Is Apple killing paid upgrades?
Apple’s release of Logic Pro X has brought users of the company’s audio authoring software a slew of new features. By all accounts, it seems to be an excellent update to a very popular app used by thousands of artists, famous and otherwise.
One thing that’s not included in the package, though, is an option for existing customers to upgrade from Logic Pro 9 for a reduced price. Regardless of whether you’re approaching Logic for the first time, or you’re a long-running user of the app, getting your hands on this latest version will set you back a cool $200—no exceptions.
Mouth where the money is
In a sense, this was to be expected. Logic, like almost every other piece of software Apple offers, is now distributed exclusively through the Mac App Store, which doesn’t make allowances for any upgrade mechanism—something that developers and users have complained about almost from the moment the store was announced.
Until now, many of Apple’s consumer apps have received free updates—the one notable exception being OS X. This approach, however, cannot work for higher-priced “prosumer” software, which reaches a smaller market and cannot easily be justified simply as a way to incentivize customers to purchase the company’s hardware.
And, while the folks in Cupertino could have probably made a one-time change to the way the store works for their own benefit, it’s likely that the uproar over giving its own software preferential treatment—while forcing all other developers to live sans upgrades—would have been significant, and rightfully so.
Wither the upgrade
One way or another, it’s been clear for some time that Apple has set its sight on paid-upgrade cycles, and that the tech giant is intent on making those cycles a thing of the past.
There are at least a couple of reasons why this makes sense from the company’s point of view. The first is that upgrade pricing introduces confusion in the customer’s mind: If someone can buy a piece of software at a lower price, why can’t everyone? In addition to signalling that software is worth less than its full price tag claims, upgrades create an artificial barrier to entry for new customers, leading to reduced adoption and higher support costs.
Obviously, the lack of paid upgrades also pushes developers to offer more free updates, which plays into Apple’s attempt to create an ecosystem where software for its devices is cheap and plentiful, making it easier for consumers to swallow a premium price for its hardware.
Good or bad?
Consumers have benefited from Apple’s scheme by enjoying generally-lower prices. Just a few years ago, Logic Pro cost $500—which means that, assuming that the new pricing holds, you now would have to buy three versions of the software before you’d spend as much money as just one at the old price. The same goes for many of Apple’s consumer-level apps as well, including OS X, which will now set you back a fraction of what you would have spent just a few versions ago.

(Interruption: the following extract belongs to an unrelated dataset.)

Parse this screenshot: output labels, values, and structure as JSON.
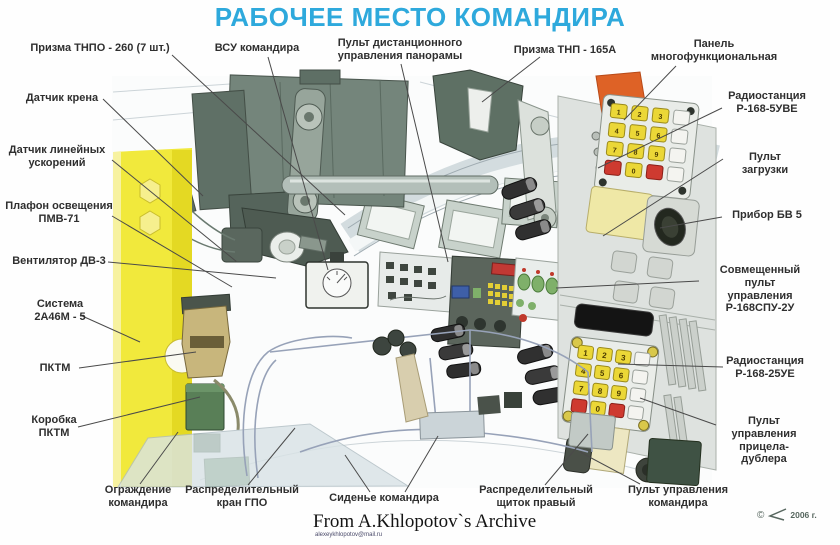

For developers, the bag is decidedly more mixed. Coupled with the App Store’s generally depressed (and depressing) prices, its lack of support for paid upgrades makes life very hard for companies that have an established customer base long accustomed to incremental pricing. And even those who are publishing their app for the first time directly on the Mac App Store face an uphill battle trying to sell customers on the idea that they should fork over the entire purchase price again to get their hands on a new release.
Setting a trend?
This makes Logic Pro X’s release that much more relevant, particularly if the lack of upgrade pricing becomes part of a trend: The fact that the world’s largest tech company may have foregone the traditional approach towards upgrades can only signal to customers that a fairly-priced app is a good idea even if you have to fork over the full price every time a major update comes out.
And there is reason to believe that this will trickle down to third-party developers, who can jump on the bandwagon and adopt a distribution strategy in which small updates are free, and major releases are priced independently as separate products. In the long run, this might mean both higher revenues and a customer base that is more receptive to prices that are reasonable for both sellers and buyers.